Mais ce qui compte pour le public c’est quand la cour d’assises ou le tribunal correctionnel se prononcent sur une affaire médiatique. On bave devant le spectacle. On a eu l’exécution provisoire du jugement contre Mme Le Pen. Ce qui m’a choqué qu’elle soit coupable ou non. Les juges ont appliqué le droit de façon extensive selon moi, avec arrière-pensées. En plusieurs décennies de barreau et ayant plaidé dans des affaires sensibles, j’ai rarement vu en matière pénale l’exécution provisoire être prononcée et ainsi entacher la présomption d’innocence et l’appel. La justice creuse sa tombe en voulant être un parangon de vertu et de transparence en s’alliant avec des lanceurs d’alerte bidons et intéressés. Qui peuvent produire des faux documents. Elle descend de son piédestal d’arbitres impartiaux.

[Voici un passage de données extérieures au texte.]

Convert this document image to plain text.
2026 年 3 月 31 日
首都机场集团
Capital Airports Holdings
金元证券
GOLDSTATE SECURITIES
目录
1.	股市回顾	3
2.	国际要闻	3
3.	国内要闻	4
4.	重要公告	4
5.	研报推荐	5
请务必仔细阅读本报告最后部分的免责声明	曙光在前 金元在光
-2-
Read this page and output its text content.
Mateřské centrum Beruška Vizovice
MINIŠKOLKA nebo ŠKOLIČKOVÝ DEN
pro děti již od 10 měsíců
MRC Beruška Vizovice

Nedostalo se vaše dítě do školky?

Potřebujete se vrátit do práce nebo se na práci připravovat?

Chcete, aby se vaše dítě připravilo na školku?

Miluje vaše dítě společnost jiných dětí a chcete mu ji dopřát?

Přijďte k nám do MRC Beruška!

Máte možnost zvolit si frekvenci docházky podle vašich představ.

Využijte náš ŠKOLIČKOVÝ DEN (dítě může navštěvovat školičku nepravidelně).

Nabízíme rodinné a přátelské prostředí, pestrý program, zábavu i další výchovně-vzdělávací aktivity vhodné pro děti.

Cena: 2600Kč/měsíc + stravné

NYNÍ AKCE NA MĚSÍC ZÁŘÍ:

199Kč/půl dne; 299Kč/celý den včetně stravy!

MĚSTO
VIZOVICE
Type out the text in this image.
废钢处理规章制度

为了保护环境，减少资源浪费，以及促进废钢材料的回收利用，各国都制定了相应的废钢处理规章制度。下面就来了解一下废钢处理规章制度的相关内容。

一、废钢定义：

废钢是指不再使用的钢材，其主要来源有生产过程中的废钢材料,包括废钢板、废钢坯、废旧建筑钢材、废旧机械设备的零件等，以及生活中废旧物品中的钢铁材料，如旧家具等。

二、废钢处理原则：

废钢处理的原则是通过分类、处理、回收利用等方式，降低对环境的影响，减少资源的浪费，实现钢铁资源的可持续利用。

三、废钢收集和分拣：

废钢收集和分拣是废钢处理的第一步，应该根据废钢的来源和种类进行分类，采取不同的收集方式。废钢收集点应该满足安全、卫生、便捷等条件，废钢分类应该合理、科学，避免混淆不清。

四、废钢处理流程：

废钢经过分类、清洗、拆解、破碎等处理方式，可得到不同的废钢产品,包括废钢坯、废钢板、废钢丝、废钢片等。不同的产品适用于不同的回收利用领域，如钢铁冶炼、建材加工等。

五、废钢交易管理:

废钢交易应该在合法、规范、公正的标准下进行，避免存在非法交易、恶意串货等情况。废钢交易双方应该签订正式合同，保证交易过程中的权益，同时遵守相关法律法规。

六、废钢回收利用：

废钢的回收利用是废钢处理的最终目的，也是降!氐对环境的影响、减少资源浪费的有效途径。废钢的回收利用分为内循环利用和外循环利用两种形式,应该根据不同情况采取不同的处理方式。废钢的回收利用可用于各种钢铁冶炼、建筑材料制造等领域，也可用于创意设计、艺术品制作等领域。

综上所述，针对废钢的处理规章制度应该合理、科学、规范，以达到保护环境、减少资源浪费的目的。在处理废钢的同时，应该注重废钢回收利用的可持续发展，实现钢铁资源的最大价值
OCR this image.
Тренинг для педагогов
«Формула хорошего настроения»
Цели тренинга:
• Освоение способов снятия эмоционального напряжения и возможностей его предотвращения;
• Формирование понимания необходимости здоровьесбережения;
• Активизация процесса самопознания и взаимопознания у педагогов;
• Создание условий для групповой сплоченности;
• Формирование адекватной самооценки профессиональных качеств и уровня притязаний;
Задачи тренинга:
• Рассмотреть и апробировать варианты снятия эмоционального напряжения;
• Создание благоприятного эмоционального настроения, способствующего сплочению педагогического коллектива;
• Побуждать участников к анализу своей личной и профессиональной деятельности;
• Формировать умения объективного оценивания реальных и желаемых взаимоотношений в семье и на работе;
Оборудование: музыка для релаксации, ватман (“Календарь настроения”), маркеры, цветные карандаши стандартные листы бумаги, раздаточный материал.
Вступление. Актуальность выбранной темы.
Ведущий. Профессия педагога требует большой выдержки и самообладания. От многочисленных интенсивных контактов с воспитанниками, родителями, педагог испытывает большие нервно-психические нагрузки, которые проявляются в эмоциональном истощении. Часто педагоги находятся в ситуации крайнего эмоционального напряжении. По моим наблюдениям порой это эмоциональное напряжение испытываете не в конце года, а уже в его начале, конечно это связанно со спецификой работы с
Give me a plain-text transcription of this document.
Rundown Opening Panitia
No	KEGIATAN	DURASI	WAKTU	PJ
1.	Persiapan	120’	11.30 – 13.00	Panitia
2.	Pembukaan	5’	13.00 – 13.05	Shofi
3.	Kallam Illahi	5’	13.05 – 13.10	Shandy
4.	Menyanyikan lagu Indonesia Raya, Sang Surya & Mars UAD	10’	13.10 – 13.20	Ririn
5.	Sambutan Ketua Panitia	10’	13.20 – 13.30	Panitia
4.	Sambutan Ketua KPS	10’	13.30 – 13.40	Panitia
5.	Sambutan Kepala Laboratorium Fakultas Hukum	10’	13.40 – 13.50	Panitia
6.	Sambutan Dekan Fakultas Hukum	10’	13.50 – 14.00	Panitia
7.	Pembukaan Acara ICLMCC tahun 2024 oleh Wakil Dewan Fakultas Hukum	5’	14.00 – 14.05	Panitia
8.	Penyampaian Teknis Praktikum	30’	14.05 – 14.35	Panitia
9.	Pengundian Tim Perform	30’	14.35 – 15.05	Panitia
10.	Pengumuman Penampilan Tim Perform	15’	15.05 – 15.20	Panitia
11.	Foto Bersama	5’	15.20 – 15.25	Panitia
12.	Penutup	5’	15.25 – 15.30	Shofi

Le jugement contre M. Sarkozy m’a consterné. Qu’on aime cette personnalité ou non. Il a fallu 400 pages de motivation pour tous les prévenus dans une très vieille affaire pour relaxer M. Sarkozy de trois délits sur quatre poursuivis dont celui de détournement de fonds publics et absence de corruption, et ne retenir que le délit d’association de malfaiteurs pour le condamner à 5 ans de prison ferme avec mandat de dépôt différé. Quel risque existait ? Heureusement on a supprimé le bagne de Cayenne. Ce qui est sinon une revanche corporatiste au moins une humiliation voulue. Dans un dossier où d’après les comptes rendus il n’y a qu’un faisceau d’indices. Je croyais qu’au pénal le doute profitait à l’accusé ?  L’individu Sarkozy n’est pas au- dessus des lois mais je supporte mal comme citoyen qu’un ancien président de la République soit considéré comme un vulgaire malfaiteur. Attention à l’effet boomerang pour les ricaneurs qui se réjouissent. La justice n’est pas gagnante même si sa cible est atteinte.

 Le tribunal en outre a reproché à M. Sarkozy de se défendre et de nier les faits ce qui devient une circonstance aggravante. Les arguments ou les négations de la défense deviennent des griefs et peuvent plomber la cause : on l’a vu dans le dossier Depardieu. L’avocat que je suis est révolté. Si la justice pénale persiste dans ces voies elle implosera.           

1 commentaire:

  1. Quand l'autorité judiciaire s'arroge le droit de devenir un pouvoir judiciaire acceptant de se faire l'outil de l'arbitraire...
    Quand l'Etat de droit recule au profit de la loi des arènes que délivre réseaux sociaux et médias...
    Quand l'absence de recul laisse place à des slogans vidant d'expression toute réflexion construite et pondérée...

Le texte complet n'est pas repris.